At the same time, I’ve been using computers long enough that there is only one kind of backup I trust completely: a backup that I control on local medium.
So, in light of that, I have a python script to help create backups of blogs on blogger.
The script, blogger_backup.py is available on my webpage under the GPL v2.0.
This is a fairly primitive script, but it does have some nice features (especially the fact that it works well unsupervised as a cronjob). There are two main requirements. First, you must have python installed. Any halfway reasonable UNIX-like system will have it, and it exists for Windows as well. Second, you must set the feeds in the blogger dashboard to ‘full’.
Once those two things are taken care of, just run the script followed by the name of the blog. In my case, it would be:
./blogger-backup.py netpurgatory
This gets an xml file with the 100 most recent posts and the 100 most recent comments. (Kayhan pointed out that contrary to what I thought, you can only grab 100 of each thing, not 1000 with this script. Hopefully I can find some way around it before moving to using the Google API.) It cannot get more than that or get photos that are up (probably in a picasa album). I hope to fix those by moving from a simple python script to the Google API for blogger and picasa. Those provide much more powerful features (but they require installed libraries) and should allow for a more complete backup. For the moment however, my script will do.
I’ve got something in the works to backup gmail accounts as well (using the libgmail libraries), but that will have to wait a bit.
3 Comments
It seems that despite the ‘max-results=1000’, blogger only returns the 100 most recent entries. (Try it on mine.) I also tried max-results=500, and the same thing happened.
I would be very interested in a mail backup utility, though.
When did you switch from perl to python?
What’s a factor of ten between astronomers?
From the looks of it, contrary to what I read online (I can’t believe the internet could lie to me), those urls can only get you 100 posts.
That a real shame since I liked how simple that script was. I guess I’ll play around and see if there are any other url-centric ways to get at the posts before going to the APIs.

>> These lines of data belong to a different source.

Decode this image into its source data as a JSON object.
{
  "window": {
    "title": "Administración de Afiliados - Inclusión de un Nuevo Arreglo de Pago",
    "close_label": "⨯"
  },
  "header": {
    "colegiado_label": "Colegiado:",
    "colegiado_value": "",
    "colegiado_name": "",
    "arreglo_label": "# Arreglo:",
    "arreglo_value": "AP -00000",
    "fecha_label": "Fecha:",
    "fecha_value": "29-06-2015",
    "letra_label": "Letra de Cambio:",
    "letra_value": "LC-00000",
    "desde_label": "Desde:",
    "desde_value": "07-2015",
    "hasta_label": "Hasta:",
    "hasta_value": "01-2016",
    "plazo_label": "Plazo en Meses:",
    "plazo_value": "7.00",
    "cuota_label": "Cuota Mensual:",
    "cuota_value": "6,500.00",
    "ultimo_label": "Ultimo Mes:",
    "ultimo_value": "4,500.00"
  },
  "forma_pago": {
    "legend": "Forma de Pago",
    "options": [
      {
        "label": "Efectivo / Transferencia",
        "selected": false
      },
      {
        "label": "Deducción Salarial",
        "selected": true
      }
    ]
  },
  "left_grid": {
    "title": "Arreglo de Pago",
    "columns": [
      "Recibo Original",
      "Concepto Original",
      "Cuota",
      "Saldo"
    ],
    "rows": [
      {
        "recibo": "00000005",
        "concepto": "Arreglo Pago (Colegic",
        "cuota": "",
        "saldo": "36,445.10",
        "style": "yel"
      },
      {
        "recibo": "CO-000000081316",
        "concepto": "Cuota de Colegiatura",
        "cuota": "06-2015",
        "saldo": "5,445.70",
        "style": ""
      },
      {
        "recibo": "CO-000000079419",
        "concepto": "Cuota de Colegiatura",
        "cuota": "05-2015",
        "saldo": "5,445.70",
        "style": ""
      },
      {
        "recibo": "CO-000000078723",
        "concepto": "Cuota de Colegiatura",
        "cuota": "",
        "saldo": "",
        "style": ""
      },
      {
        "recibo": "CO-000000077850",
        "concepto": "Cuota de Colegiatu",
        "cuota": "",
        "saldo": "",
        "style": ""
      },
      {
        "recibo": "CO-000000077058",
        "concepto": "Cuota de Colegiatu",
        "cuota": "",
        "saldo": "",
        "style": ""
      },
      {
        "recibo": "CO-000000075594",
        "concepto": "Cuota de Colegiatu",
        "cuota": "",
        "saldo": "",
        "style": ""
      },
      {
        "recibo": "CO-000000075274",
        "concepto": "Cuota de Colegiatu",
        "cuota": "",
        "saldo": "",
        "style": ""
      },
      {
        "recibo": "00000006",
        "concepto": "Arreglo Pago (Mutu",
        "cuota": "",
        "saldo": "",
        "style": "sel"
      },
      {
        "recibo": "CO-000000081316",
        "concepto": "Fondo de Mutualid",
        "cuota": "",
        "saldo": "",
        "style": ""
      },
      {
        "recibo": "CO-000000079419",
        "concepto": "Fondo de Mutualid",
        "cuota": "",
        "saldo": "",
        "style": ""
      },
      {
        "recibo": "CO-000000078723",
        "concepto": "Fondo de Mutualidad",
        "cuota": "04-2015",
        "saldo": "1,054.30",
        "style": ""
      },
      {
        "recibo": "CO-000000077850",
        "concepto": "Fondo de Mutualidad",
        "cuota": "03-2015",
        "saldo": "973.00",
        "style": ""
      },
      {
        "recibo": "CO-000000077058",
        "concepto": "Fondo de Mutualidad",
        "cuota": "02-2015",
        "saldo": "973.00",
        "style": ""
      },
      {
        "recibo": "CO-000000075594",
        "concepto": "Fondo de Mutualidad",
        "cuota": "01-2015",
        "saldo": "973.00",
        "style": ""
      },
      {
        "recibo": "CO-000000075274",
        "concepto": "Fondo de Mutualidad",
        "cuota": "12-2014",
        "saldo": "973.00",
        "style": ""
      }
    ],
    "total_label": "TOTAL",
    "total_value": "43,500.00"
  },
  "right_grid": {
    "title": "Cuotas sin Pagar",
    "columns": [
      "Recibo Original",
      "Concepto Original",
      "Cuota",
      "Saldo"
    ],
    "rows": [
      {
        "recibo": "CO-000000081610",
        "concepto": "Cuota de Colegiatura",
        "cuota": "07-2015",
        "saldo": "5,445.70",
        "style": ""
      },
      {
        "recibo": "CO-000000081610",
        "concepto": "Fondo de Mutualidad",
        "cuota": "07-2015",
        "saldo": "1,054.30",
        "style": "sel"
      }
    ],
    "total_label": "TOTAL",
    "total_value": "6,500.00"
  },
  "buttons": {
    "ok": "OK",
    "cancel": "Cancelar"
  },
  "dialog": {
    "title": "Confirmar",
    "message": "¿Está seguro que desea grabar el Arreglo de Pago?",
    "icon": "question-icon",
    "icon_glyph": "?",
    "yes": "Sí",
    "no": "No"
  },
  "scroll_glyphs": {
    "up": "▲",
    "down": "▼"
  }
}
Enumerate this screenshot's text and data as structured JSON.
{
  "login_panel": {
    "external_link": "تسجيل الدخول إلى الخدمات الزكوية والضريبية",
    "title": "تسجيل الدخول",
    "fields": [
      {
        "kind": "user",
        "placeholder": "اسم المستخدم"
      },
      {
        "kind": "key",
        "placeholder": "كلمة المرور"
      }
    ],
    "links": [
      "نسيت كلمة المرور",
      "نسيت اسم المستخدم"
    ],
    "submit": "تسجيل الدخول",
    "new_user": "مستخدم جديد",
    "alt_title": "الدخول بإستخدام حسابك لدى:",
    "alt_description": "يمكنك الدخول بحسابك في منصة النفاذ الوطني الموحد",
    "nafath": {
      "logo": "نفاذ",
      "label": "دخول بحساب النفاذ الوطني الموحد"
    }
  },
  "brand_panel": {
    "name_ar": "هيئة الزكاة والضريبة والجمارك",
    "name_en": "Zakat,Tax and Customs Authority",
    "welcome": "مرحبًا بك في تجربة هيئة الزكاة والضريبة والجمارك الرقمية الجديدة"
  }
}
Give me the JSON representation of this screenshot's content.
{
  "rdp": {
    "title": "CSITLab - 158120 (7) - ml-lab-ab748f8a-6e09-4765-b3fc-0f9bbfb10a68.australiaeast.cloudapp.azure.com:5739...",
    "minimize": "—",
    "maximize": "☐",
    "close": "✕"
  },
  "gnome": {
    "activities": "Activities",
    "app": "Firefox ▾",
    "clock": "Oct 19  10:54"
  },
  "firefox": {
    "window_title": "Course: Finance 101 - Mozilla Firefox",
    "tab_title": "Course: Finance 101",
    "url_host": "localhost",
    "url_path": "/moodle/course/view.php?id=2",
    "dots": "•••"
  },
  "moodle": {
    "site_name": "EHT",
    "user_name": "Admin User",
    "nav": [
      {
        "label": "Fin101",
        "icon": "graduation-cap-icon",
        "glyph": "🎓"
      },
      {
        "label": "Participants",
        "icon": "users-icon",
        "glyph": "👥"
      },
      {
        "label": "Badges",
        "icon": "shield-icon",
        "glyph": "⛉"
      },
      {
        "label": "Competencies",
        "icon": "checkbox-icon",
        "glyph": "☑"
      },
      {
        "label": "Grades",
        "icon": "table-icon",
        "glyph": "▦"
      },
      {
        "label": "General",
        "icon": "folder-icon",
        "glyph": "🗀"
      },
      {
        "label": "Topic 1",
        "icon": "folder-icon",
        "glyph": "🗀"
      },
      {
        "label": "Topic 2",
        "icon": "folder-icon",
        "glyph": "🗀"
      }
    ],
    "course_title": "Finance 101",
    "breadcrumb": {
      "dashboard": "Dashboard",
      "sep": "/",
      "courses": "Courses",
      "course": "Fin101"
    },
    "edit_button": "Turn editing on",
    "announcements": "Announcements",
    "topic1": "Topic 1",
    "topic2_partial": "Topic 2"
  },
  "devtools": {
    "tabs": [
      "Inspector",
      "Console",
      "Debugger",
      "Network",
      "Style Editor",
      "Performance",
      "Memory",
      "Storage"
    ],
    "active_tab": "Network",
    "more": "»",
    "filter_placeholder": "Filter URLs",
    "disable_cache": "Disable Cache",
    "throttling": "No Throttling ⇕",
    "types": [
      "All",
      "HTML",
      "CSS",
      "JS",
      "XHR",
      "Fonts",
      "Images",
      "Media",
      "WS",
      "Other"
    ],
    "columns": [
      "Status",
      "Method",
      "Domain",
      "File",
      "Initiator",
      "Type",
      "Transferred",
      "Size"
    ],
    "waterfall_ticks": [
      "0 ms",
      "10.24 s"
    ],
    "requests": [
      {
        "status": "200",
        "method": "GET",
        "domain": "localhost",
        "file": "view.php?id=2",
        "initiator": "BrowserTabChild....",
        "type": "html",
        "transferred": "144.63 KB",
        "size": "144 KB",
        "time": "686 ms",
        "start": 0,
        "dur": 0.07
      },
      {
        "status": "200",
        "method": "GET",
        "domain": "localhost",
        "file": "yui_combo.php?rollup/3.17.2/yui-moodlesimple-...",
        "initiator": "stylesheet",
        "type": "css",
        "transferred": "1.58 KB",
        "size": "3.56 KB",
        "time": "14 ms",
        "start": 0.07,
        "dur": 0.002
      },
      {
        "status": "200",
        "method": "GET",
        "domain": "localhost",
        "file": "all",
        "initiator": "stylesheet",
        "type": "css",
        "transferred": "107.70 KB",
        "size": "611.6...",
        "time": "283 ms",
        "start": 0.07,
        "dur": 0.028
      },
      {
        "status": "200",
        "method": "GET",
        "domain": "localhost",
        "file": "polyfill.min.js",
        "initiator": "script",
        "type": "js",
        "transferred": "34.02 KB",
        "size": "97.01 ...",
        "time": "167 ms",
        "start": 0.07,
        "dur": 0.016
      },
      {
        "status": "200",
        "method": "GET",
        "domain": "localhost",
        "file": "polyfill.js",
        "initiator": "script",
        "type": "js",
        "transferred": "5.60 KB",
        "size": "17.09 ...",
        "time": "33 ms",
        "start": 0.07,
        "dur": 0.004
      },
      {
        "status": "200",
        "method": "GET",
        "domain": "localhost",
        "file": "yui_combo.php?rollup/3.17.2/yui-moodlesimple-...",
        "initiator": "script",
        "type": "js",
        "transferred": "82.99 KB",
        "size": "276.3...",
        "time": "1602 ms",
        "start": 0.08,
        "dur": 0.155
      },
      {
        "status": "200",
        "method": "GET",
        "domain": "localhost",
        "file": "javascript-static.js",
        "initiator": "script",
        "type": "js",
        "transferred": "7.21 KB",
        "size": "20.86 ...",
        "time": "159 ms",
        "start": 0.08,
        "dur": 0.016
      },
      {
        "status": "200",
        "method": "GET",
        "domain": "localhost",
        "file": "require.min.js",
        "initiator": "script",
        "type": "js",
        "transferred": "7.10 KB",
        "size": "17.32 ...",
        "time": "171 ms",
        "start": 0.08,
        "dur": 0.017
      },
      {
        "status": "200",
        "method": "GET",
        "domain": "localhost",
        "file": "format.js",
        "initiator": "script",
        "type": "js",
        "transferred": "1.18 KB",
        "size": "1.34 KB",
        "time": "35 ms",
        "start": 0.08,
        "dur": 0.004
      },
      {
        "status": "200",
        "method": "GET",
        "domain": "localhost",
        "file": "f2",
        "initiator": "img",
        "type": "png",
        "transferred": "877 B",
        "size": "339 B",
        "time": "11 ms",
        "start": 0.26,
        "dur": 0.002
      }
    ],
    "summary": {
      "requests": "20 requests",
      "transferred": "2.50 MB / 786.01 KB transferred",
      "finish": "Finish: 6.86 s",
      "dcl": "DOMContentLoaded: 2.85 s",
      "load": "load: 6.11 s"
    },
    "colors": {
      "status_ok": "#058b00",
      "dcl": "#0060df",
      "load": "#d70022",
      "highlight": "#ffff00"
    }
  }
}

I’ll try to clean up the mail thing and put it up in the next few days. It is a little braindead, but isn’t a bad starting point.
As for the python, I need something with better arrays then perl, so I decided to give it a shot a while ago. I still prefer the way perl does regular expressions, but I probably use python for about 60% of my scripting and analysis these days.
I don’t mean to complain about software that you are planning on giving away free of charge, but this little Gmail snafu today scared the daylights out of me. I’m looking forward to the Gmail backup sooner rather than later!
I do remember reading that you can set Gmail to allow POP3 on all emails (not just new ones), and then the first time you do a POP3 download, you can download them all. I’m way too dependent on Gmail as my centralized, universally accessible email archive.
Comments are closed.